Interpretive Summary: Edhazardia aedis, a pathogen of Aedes aegypti, has a complex life cycle involving both horizontal and vertical transmission affecting two successive generations of the host. Usually, one sporulation sequence occurs in the adult female (infected orally as a larva) and results in the formation of binucleate spores. These spores are involved in vertical transmission of E. aedis to the subsequent generation via infected eggs. In infected progeny, larval death results in the release of uninucleate spores that are responsible for horizontal transmission when ingested by larvae. This developmental sequence leads to the formation of binucleate spores in the adult to complete the cycle. Optimism regarding the role of E. aedis as part of a program to control Ae. aegypti focuses on a number of desirable traits. Both the vertical and horizontal components of the life cycle of E. aedis are highly efficient providing the means for the parasite to become established, persist and spread in populations of Ae. aegypti. Edhazardia aedis has a profound effect on the reproductive capacity of these infected adults with a 98% reduction in overall fitness by reducing survival, fecundity and the percent of eggs that hatch. Good persistence is expected in release sites due to life cycle flexibility with dissemination to other mosquito-inhabiting sites by means of vertical transmission. Survival during dry periods occurs within the mosquito eggs where the parasite can survive for the life of the egg. The possibilities and challenges of utilizing E. aedis as a classical biocontrol agent will be discussed.

Technical Abstract: Edhazardia aedis, a pathogen of Aedes aegypti, has a complex life cycle involving both horizontal and vertical transmission affecting two successive generations of the host. Usually, one sporulation sequence occurs in the adult female (infected orally as a larva) and results in the formation of binucleate spores. These spores are involved in vertical transmission of E. aedis to the subsequent generation via infected eggs. In infected progeny, larval death results in the release of uninucleate spores that are responsible for horizontal transmission when ingested by larvae. This developmental sequence leads to the formation of binucleate spores in the adult to complete the cycle. Optimism regarding the role of E. aedis as part of a program to control Ae. aegypti focuses on a number of desirable traits.
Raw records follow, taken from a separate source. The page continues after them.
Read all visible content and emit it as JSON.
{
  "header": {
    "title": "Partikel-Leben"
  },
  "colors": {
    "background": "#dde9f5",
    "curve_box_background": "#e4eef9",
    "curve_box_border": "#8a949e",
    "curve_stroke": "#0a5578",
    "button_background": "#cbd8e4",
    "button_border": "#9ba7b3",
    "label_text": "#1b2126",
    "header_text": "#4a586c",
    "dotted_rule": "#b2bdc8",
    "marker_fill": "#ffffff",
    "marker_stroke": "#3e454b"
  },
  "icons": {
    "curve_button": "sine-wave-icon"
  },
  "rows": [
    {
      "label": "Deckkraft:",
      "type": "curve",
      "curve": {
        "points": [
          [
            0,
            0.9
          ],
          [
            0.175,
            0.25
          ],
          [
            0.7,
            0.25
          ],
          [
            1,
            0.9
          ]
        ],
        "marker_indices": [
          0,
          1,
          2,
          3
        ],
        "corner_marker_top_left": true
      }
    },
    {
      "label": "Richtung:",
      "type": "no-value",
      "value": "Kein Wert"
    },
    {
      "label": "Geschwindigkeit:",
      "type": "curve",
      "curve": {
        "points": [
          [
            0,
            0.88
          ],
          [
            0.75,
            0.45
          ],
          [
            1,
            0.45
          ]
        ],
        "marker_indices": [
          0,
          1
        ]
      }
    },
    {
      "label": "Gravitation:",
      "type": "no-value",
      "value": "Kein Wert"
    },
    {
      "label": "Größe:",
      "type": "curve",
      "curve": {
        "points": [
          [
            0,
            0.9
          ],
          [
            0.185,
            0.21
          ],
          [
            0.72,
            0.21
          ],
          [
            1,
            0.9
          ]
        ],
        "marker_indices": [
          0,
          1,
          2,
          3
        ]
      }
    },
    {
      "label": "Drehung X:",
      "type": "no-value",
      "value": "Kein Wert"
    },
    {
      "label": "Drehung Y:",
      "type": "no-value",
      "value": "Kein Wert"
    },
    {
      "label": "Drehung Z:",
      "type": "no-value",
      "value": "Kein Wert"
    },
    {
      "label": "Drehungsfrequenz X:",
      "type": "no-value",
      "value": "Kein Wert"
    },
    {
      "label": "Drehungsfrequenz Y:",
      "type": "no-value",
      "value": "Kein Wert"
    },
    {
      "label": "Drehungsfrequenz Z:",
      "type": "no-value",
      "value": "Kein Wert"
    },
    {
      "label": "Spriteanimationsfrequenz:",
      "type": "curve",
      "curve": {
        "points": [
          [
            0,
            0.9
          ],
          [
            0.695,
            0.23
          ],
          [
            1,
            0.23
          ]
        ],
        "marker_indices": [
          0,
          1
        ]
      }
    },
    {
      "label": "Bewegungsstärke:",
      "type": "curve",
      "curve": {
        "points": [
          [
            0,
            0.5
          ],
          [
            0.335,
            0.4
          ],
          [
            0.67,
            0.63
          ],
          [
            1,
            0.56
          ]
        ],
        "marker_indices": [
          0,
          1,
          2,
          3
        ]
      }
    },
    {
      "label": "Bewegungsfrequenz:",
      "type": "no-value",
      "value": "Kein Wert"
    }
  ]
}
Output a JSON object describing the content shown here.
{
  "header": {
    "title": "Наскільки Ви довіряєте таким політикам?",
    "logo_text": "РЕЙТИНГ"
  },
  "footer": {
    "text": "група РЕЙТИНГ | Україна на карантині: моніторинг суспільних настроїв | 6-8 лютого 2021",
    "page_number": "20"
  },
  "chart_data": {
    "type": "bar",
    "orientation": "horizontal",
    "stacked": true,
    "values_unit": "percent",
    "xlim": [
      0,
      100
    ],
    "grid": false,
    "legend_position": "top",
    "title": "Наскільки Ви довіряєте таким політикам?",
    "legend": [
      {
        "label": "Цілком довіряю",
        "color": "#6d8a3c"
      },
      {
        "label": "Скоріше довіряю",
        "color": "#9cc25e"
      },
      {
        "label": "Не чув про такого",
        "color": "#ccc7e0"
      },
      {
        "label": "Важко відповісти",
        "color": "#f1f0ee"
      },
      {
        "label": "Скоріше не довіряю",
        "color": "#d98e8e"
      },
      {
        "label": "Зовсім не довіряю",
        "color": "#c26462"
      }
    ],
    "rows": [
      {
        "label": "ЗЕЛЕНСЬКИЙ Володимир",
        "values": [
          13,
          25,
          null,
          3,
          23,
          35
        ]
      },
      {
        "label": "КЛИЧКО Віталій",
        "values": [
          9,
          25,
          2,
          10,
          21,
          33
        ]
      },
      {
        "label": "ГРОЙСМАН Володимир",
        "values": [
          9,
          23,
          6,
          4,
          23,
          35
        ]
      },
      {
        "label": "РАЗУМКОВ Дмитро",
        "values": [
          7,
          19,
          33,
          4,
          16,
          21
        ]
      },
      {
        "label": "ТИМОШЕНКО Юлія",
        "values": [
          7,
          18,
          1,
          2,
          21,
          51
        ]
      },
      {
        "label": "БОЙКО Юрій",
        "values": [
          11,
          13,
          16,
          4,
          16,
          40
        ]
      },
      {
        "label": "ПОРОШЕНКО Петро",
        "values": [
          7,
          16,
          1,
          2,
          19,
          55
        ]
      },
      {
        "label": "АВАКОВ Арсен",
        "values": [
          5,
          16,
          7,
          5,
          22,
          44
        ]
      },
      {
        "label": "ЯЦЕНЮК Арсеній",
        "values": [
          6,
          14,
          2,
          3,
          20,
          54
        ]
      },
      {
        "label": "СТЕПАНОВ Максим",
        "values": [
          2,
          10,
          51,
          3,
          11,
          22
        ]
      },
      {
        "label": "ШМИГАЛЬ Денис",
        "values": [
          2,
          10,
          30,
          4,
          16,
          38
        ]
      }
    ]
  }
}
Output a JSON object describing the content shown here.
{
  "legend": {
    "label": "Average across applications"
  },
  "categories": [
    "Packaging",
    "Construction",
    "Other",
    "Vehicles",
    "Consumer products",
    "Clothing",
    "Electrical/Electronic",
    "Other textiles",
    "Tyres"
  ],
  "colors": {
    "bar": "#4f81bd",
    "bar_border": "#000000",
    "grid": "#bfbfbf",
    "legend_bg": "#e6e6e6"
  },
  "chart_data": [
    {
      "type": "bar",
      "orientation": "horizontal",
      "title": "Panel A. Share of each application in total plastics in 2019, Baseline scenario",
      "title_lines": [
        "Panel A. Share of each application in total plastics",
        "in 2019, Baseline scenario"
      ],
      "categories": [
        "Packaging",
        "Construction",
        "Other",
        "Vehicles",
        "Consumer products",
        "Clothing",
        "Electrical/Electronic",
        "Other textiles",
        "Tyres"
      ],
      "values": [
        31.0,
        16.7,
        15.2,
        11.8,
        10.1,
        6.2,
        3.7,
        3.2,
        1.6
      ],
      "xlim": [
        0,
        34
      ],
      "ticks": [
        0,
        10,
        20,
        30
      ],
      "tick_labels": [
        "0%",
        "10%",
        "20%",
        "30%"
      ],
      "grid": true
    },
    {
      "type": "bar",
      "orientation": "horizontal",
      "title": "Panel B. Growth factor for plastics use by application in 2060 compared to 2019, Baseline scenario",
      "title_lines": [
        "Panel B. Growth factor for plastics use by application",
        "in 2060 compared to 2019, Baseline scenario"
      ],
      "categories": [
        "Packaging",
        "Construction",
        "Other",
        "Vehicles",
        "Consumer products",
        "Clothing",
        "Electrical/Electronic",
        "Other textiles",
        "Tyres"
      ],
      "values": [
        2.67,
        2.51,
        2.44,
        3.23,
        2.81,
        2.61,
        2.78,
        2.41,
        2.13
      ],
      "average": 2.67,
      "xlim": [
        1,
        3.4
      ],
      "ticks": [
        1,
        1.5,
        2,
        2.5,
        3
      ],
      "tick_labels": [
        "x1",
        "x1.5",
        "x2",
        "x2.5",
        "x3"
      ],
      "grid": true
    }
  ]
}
Both the vertical and horizontal components of the life cycle of E. aedis are highly efficient providing the means for the parasite to become established, persist and spread in populations of Ae. aegypti. Edhazardia aedis has a profound effect on the reproductive capacity of these infected adults with a 98% reduction in overall fitness by reducing survival, fecundity and the percent of eggs that hatch. Good persistence is expected in release sites due to life cycle flexibility with dissemination to other mosquito-inhabiting sites by means of vertical transmission. Survival during dry periods occurs within the mosquito eggs where the parasite can survive for the life of the egg. The possibilities and challenges of utilizing E. aedis as a classical biocontrol agent will be discussed.